Audio Books are a wonderful way to hook children into reading. Children love listening to stories, and by listening to books in the car or at home they can find an author, genre, or series they like. They can then find more books they are interested in reading that are similar to what they enjoyed listening to. Audible has many resources for kids. Their parent company Amazon, is also easy to navigate to find audio books. All You Can Books has many free audio books that work on different platforms. Scholastic Parent has many other audio book resources for audio books. 

3) Kindles

We have seen many children become discouraged by books simply by the size of the spine. They see a large book, and they immediately think that they cannot read that book because it is too big. They will not even consider reading it based on the size of it. That is what makes a Kindle an amazing tool. This basic Kindle is perfect for kids who are afraid of reading larger books, because they cannot see how big, or long, a book is. The Kindle also has other features that help readers such as text to voice, dictionary for unknown words, the ability to change the font size, parental controls, and a way to track how long children are reading. We love our own kindles, and think it is a great tool for children. 

4) Go to Libraries 

Libraries are amazing and free places to go with your child and explore. They can check out books to try out and if they don’t like them, you can return them and check more out. Libraries often have times for story times or activities designed to engage children, and we say take advantage of them. Talk to the librarians, who have a wealth of knowledge on books for children. They might have suggested books for age or grade groups that could help you out.

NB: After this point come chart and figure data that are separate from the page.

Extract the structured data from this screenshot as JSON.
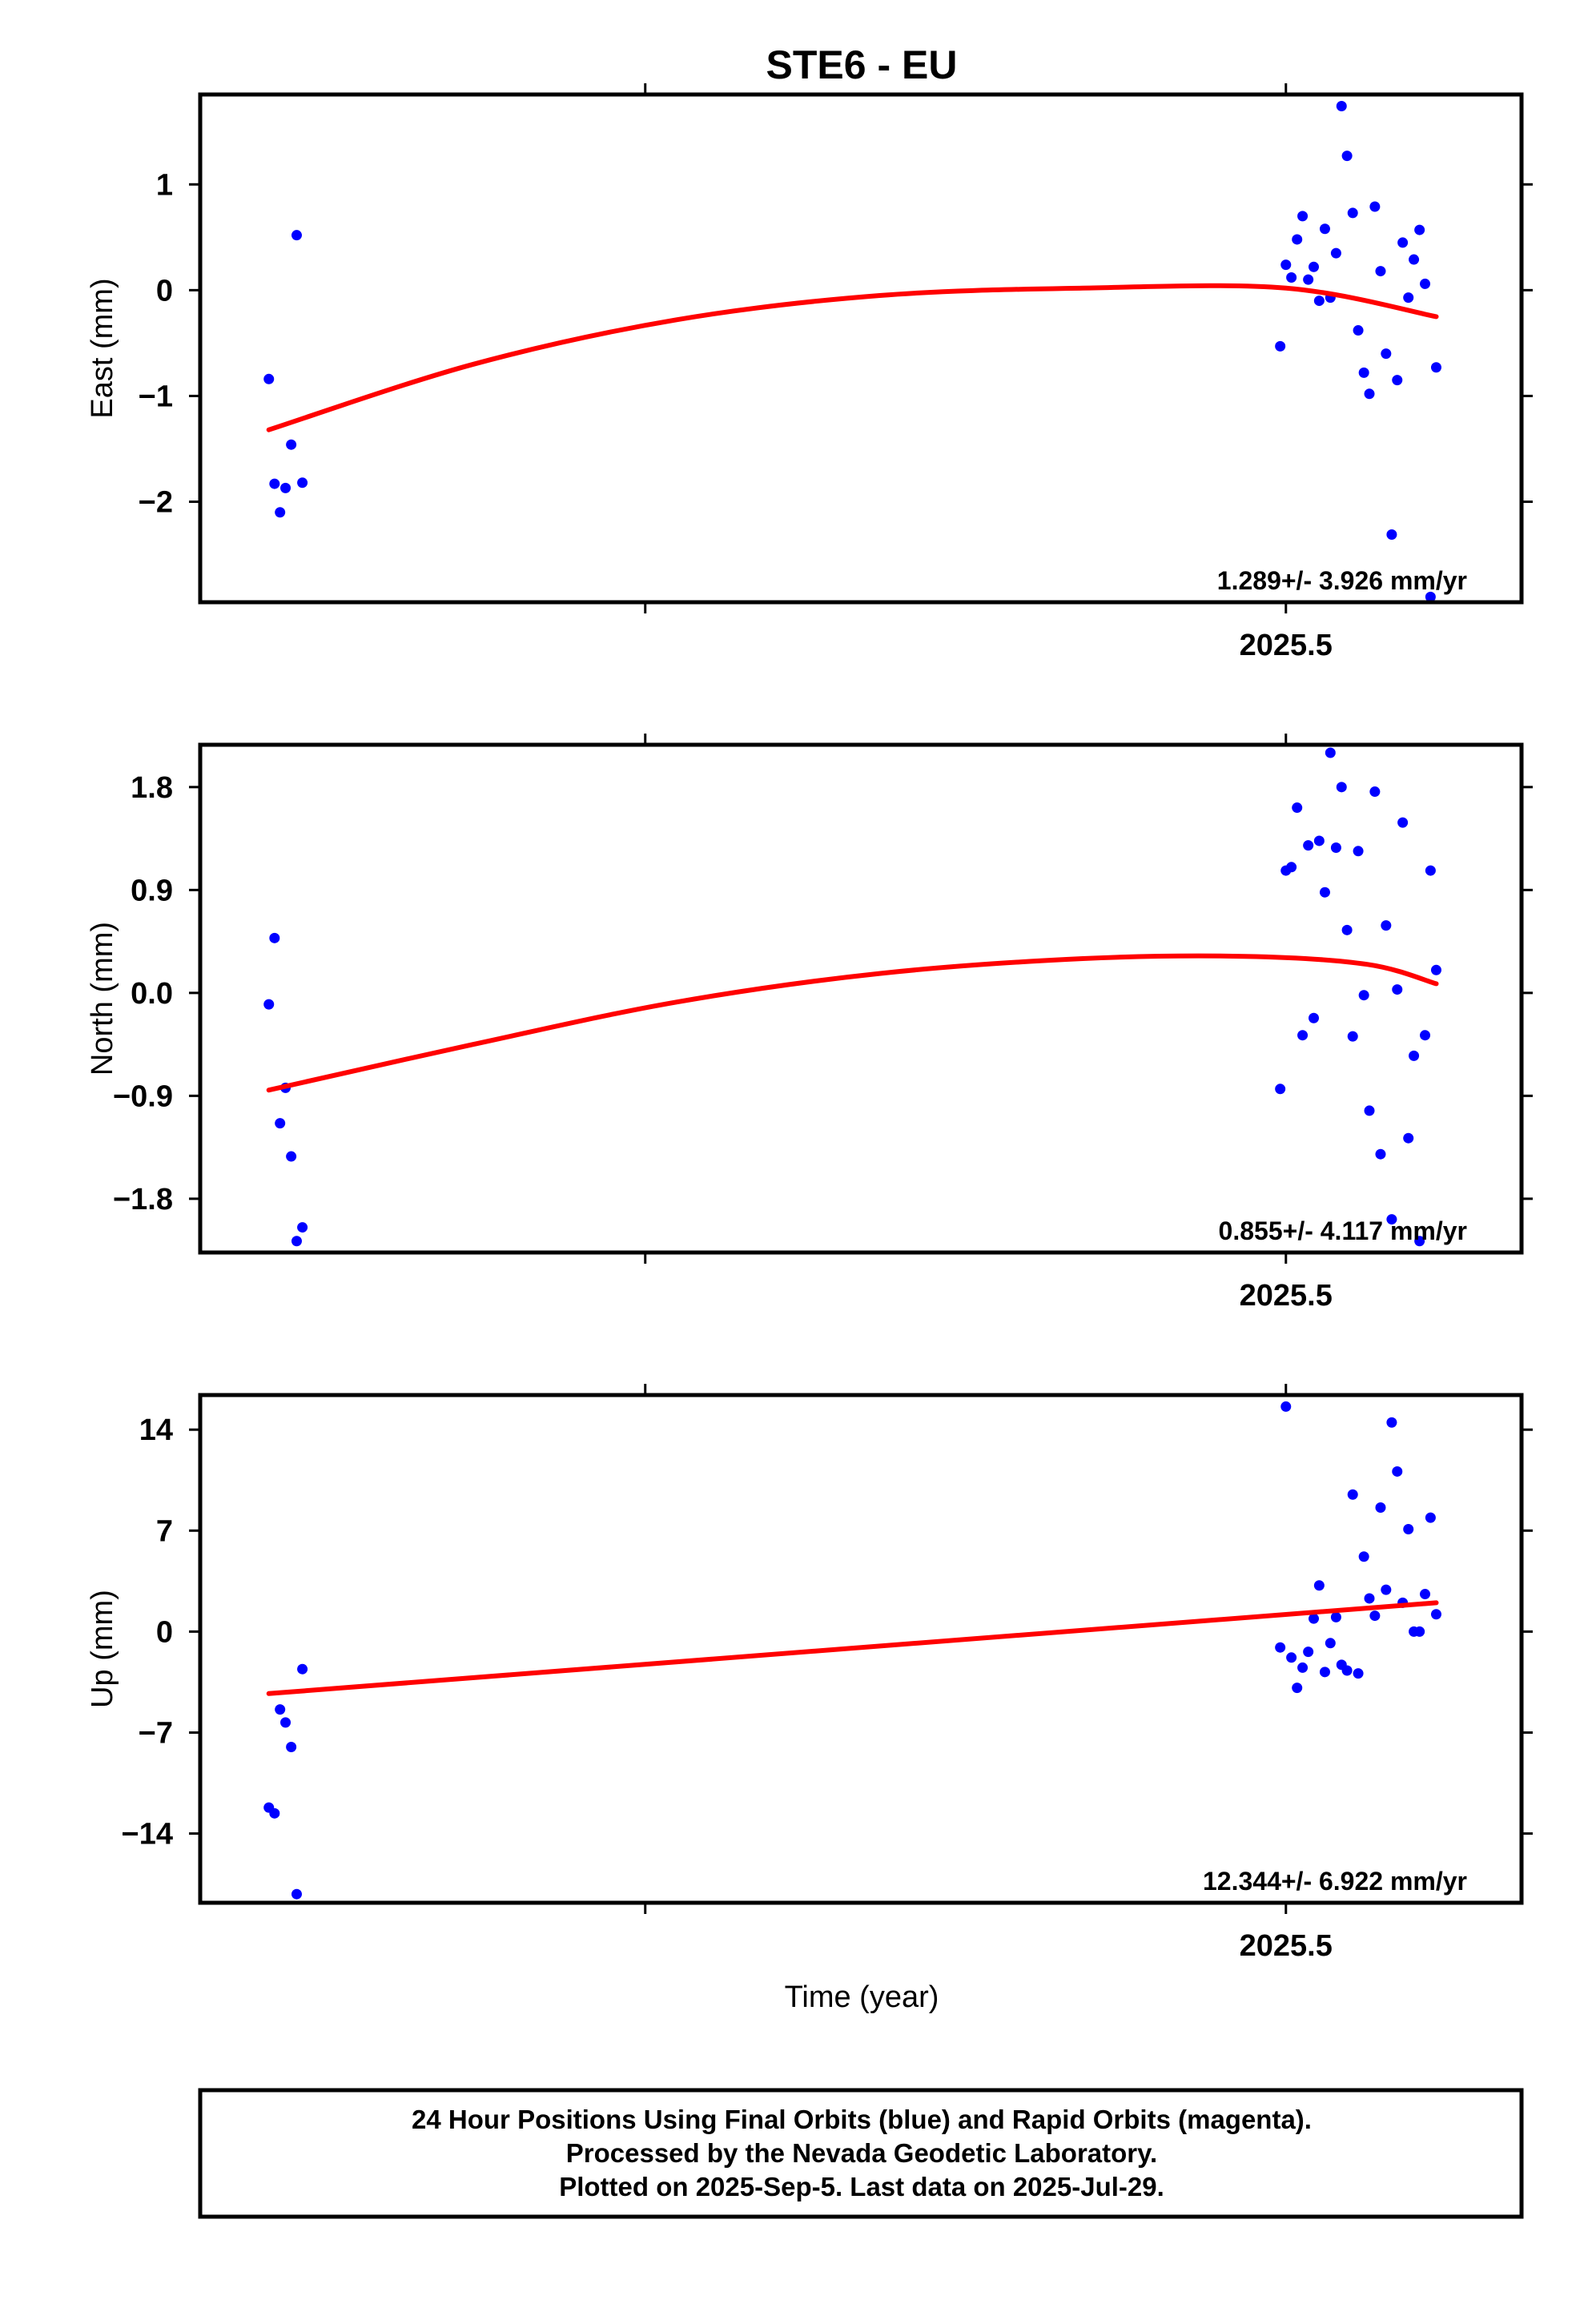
{
  "chart_data": {
    "type": "scatter",
    "title": "STE6 - EU",
    "xlabel": "Time (year)",
    "x_tick_labels": [
      "2025.5",
      "2025.5",
      "2025.5"
    ],
    "colors": {
      "final_orbits": "#0000ff",
      "rapid_orbits": "#ff00ff",
      "fit": "#ff0000"
    },
    "panels": [
      {
        "name": "east",
        "ylabel": "East (mm)",
        "ylim": [
          -2.95,
          1.85
        ],
        "yticks": [
          -2,
          -1,
          0,
          1
        ],
        "ytick_labels": [
          "−2",
          "−1",
          "0",
          "1"
        ],
        "rate_label": "1.289+/- 3.926 mm/yr",
        "points": [
          [
            2024.9993,
            -0.84
          ],
          [
            2025.0021,
            -1.83
          ],
          [
            2025.0048,
            -2.1
          ],
          [
            2025.0075,
            -1.87
          ],
          [
            2025.0103,
            -1.46
          ],
          [
            2025.013,
            0.52
          ],
          [
            2025.0158,
            -1.82
          ],
          [
            2025.4972,
            -0.53
          ],
          [
            2025.5,
            0.24
          ],
          [
            2025.5027,
            0.12
          ],
          [
            2025.5055,
            0.48
          ],
          [
            2025.5082,
            0.7
          ],
          [
            2025.511,
            0.1
          ],
          [
            2025.5137,
            0.22
          ],
          [
            2025.5164,
            -0.1
          ],
          [
            2025.5192,
            0.58
          ],
          [
            2025.5219,
            -0.07
          ],
          [
            2025.5247,
            0.35
          ],
          [
            2025.5274,
            1.74
          ],
          [
            2025.5301,
            1.27
          ],
          [
            2025.5329,
            0.73
          ],
          [
            2025.5356,
            -0.38
          ],
          [
            2025.5384,
            -0.78
          ],
          [
            2025.5411,
            -0.98
          ],
          [
            2025.5438,
            0.79
          ],
          [
            2025.5466,
            0.18
          ],
          [
            2025.5493,
            -0.6
          ],
          [
            2025.5521,
            -2.31
          ],
          [
            2025.5548,
            -0.85
          ],
          [
            2025.5575,
            0.45
          ],
          [
            2025.5603,
            -0.07
          ],
          [
            2025.563,
            0.29
          ],
          [
            2025.5658,
            0.57
          ],
          [
            2025.5685,
            0.06
          ],
          [
            2025.5712,
            -2.9
          ],
          [
            2025.574,
            -0.73
          ]
        ],
        "fit": [
          [
            2024.9993,
            -1.32
          ],
          [
            2025.1,
            -0.7
          ],
          [
            2025.2,
            -0.28
          ],
          [
            2025.3,
            -0.05
          ],
          [
            2025.4,
            0.02
          ],
          [
            2025.5,
            0.02
          ],
          [
            2025.574,
            -0.25
          ]
        ]
      },
      {
        "name": "north",
        "ylabel": "North (mm)",
        "ylim": [
          -2.27,
          2.17
        ],
        "yticks": [
          -1.8,
          -0.9,
          0.0,
          0.9,
          1.8
        ],
        "ytick_labels": [
          "−1.8",
          "−0.9",
          "0.0",
          "0.9",
          "1.8"
        ],
        "rate_label": "0.855+/- 4.117 mm/yr",
        "points": [
          [
            2024.9993,
            -0.1
          ],
          [
            2025.0021,
            0.48
          ],
          [
            2025.0048,
            -1.14
          ],
          [
            2025.0075,
            -0.83
          ],
          [
            2025.0103,
            -1.43
          ],
          [
            2025.013,
            -2.17
          ],
          [
            2025.0158,
            -2.05
          ],
          [
            2025.4972,
            -0.84
          ],
          [
            2025.5,
            1.07
          ],
          [
            2025.5027,
            1.1
          ],
          [
            2025.5055,
            1.62
          ],
          [
            2025.5082,
            -0.37
          ],
          [
            2025.511,
            1.29
          ],
          [
            2025.5137,
            -0.22
          ],
          [
            2025.5164,
            1.33
          ],
          [
            2025.5192,
            0.88
          ],
          [
            2025.5219,
            2.1
          ],
          [
            2025.5247,
            1.27
          ],
          [
            2025.5274,
            1.8
          ],
          [
            2025.5301,
            0.55
          ],
          [
            2025.5329,
            -0.38
          ],
          [
            2025.5356,
            1.24
          ],
          [
            2025.5384,
            -0.02
          ],
          [
            2025.5411,
            -1.03
          ],
          [
            2025.5438,
            1.76
          ],
          [
            2025.5466,
            -1.41
          ],
          [
            2025.5493,
            0.59
          ],
          [
            2025.5521,
            -1.98
          ],
          [
            2025.5548,
            0.03
          ],
          [
            2025.5575,
            1.49
          ],
          [
            2025.5603,
            -1.27
          ],
          [
            2025.563,
            -0.55
          ],
          [
            2025.5658,
            -2.17
          ],
          [
            2025.5685,
            -0.37
          ],
          [
            2025.5712,
            1.07
          ],
          [
            2025.574,
            0.2
          ]
        ],
        "fit": [
          [
            2024.9993,
            -0.85
          ],
          [
            2025.1,
            -0.45
          ],
          [
            2025.2,
            -0.08
          ],
          [
            2025.3,
            0.17
          ],
          [
            2025.4,
            0.3
          ],
          [
            2025.48,
            0.32
          ],
          [
            2025.54,
            0.25
          ],
          [
            2025.574,
            0.08
          ]
        ]
      },
      {
        "name": "up",
        "ylabel": "Up (mm)",
        "ylim": [
          -18.8,
          16.4
        ],
        "yticks": [
          -14,
          -7,
          0,
          7,
          14
        ],
        "ytick_labels": [
          "−14",
          "−7",
          "0",
          "7",
          "14"
        ],
        "rate_label": "12.344+/- 6.922 mm/yr",
        "points": [
          [
            2024.9993,
            -12.2
          ],
          [
            2025.0021,
            -12.6
          ],
          [
            2025.0048,
            -5.4
          ],
          [
            2025.0075,
            -6.3
          ],
          [
            2025.0103,
            -8.0
          ],
          [
            2025.013,
            -18.2
          ],
          [
            2025.0158,
            -2.6
          ],
          [
            2025.4972,
            -1.1
          ],
          [
            2025.5,
            15.6
          ],
          [
            2025.5027,
            -1.8
          ],
          [
            2025.5055,
            -3.9
          ],
          [
            2025.5082,
            -2.5
          ],
          [
            2025.511,
            -1.4
          ],
          [
            2025.5137,
            0.9
          ],
          [
            2025.5164,
            3.2
          ],
          [
            2025.5192,
            -2.8
          ],
          [
            2025.5219,
            -0.8
          ],
          [
            2025.5247,
            1.0
          ],
          [
            2025.5274,
            -2.3
          ],
          [
            2025.5301,
            -2.7
          ],
          [
            2025.5329,
            9.5
          ],
          [
            2025.5356,
            -2.9
          ],
          [
            2025.5384,
            5.2
          ],
          [
            2025.5411,
            2.3
          ],
          [
            2025.5438,
            1.1
          ],
          [
            2025.5466,
            8.6
          ],
          [
            2025.5493,
            2.9
          ],
          [
            2025.5521,
            14.5
          ],
          [
            2025.5548,
            11.1
          ],
          [
            2025.5575,
            2.0
          ],
          [
            2025.5603,
            7.1
          ],
          [
            2025.563,
            0.0
          ],
          [
            2025.5658,
            0.0
          ],
          [
            2025.5685,
            2.6
          ],
          [
            2025.5712,
            7.9
          ],
          [
            2025.574,
            1.2
          ]
        ],
        "fit": [
          [
            2024.9993,
            -4.3
          ],
          [
            2025.574,
            2.0
          ]
        ]
      }
    ]
  },
  "footer": {
    "line1": "24 Hour Positions Using Final Orbits (blue) and Rapid Orbits (magenta).",
    "line2": "Processed by the Nevada Geodetic Laboratory.",
    "line3": "Plotted on 2025-Sep-5. Last data on 2025-Jul-29."
  }
}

5) Find a Genre, Series, or Author

We believe that if a child is a reluctant reader, they simply haven’t found what they enjoy to read yet. Helping them find a genre, series of books, or author they love is paramount. Once they find what they enjoy to read, they will not want to put their books down.

6) Model Reading

If you have read our past posts, you know the importance of modeling. Children will learn more from what you do than what you preach. So, set time aside to read. Show them that reading is a fun and leisurely activity. When they read, take out your own book and read next to them. By showing them that reading is a big part of your life, they are more likely to read themselves.